本研究将通常应用于微生物研究的序列去噪策略与基于丰度的额外过滤相结合,以从淡水大型无脊椎动物宏条形码数据集中提取单倍型信息。这种新方法已添加到 R 包“JAMP”中,可应用于 COI 扩增子数据集。我们通过对(i)一个由 31 个个体组成的单物种模拟群落进行测序来测试我们的单倍型分型方法,这些个体具有 15 种不同的单倍型,生物量跨越三个数量级,以及(ii)18 个监测样本进行测序,每个样本用四种不同的引物组扩增并进行两次 PCR 重复。
在宽松的过滤和去噪设置下,我们在模拟群落中检测到了单个标本的所有 15 种单倍型。然而,在两个重复样本中仍有多达 480 种额外的意外单倍型。严格的过滤去除了大多数意外单倍型,但也可能会丢弃主要来自小标本的预期单倍型。在监测样本中,不同的引物组检测到 177 - 200 个 OTU,每个 OTU 平均包含 2.40 - 3.30 种单倍型。推导的种内多样性数据显示,重复样本之间的种群结构一致,引物对之间相似,但分辨率取决于引物长度。

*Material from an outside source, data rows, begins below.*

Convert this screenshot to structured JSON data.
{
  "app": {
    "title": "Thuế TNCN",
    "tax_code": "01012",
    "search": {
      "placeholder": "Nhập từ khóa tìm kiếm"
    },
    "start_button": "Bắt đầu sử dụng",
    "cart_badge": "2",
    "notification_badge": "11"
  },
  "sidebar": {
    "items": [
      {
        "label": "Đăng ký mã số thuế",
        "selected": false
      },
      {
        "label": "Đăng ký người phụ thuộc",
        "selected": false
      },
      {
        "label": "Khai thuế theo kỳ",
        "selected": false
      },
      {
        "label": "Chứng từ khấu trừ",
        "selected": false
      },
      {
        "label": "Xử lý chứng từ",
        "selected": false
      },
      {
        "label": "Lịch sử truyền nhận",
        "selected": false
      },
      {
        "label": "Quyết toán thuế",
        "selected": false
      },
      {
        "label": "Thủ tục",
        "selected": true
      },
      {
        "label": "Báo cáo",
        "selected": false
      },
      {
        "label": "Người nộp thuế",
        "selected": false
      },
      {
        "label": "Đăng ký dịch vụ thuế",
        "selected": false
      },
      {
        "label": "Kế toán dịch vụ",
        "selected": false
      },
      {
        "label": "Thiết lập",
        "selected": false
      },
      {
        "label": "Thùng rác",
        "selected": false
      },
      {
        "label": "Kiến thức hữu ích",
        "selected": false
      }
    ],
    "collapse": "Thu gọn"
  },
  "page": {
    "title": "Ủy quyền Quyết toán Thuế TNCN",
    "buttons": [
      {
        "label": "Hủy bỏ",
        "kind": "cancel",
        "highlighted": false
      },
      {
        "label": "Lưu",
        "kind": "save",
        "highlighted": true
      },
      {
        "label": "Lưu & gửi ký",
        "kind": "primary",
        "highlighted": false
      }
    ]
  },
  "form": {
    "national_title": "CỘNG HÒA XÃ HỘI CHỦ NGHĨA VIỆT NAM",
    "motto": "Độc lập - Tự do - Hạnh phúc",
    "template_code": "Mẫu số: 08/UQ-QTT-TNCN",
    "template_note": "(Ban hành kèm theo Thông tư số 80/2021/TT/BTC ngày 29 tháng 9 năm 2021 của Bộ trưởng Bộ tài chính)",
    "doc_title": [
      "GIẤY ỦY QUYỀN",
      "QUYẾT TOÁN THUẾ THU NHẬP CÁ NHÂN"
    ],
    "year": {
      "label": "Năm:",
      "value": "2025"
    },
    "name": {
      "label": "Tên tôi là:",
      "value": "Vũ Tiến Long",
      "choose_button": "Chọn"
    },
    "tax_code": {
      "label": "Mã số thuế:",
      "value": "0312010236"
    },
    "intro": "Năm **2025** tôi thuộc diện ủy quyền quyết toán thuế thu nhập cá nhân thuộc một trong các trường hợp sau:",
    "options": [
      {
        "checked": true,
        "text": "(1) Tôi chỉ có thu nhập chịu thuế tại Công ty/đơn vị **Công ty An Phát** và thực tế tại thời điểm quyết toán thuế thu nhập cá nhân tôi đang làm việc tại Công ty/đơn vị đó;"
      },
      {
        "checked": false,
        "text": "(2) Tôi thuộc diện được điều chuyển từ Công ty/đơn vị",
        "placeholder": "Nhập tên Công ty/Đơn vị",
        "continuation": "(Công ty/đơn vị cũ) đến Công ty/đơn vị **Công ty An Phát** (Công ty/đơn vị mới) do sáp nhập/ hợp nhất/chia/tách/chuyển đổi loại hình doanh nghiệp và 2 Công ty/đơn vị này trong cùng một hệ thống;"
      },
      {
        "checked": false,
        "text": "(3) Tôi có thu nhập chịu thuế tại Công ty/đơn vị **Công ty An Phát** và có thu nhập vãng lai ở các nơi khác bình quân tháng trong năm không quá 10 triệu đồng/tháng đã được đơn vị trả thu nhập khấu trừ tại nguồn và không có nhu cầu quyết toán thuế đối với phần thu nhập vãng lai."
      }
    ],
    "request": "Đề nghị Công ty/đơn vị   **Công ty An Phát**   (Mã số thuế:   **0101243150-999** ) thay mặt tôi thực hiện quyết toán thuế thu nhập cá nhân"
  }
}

仔细观察数据集中丰富的分类单元发现了各种种群遗传模式,例如,石蝇和毛翅目昆虫在单倍型分布上呈现出明显的南北渐变群,而甲虫和等足类动物没有明显的种群模式,但在遗传多样性上有所不同。
我们开发了一种从大量无脊椎动物宏条形码数据中推断种内遗传多样性的策略。需要强调的是,在这一点上,由于标本大小的差异、引物偏差以及低丰度序列变体的丢失,这种基于宏条形码的单倍型分型无法捕获此类样本中存在的全部多样性。然而,对于大量物种,种内多样性得以恢复,识别出潜在隔离的种群和分类单元,以便进行更详细的系统地理学研究。虽然我们目前缺乏大规模的宏条形码数据集来充分利用我们的新方法,但基于宏条形码的单倍型分型对于不仅寻求物种多样性信息而且寻求潜在遗传多样性信息的生物监测工作具有巨大潜力。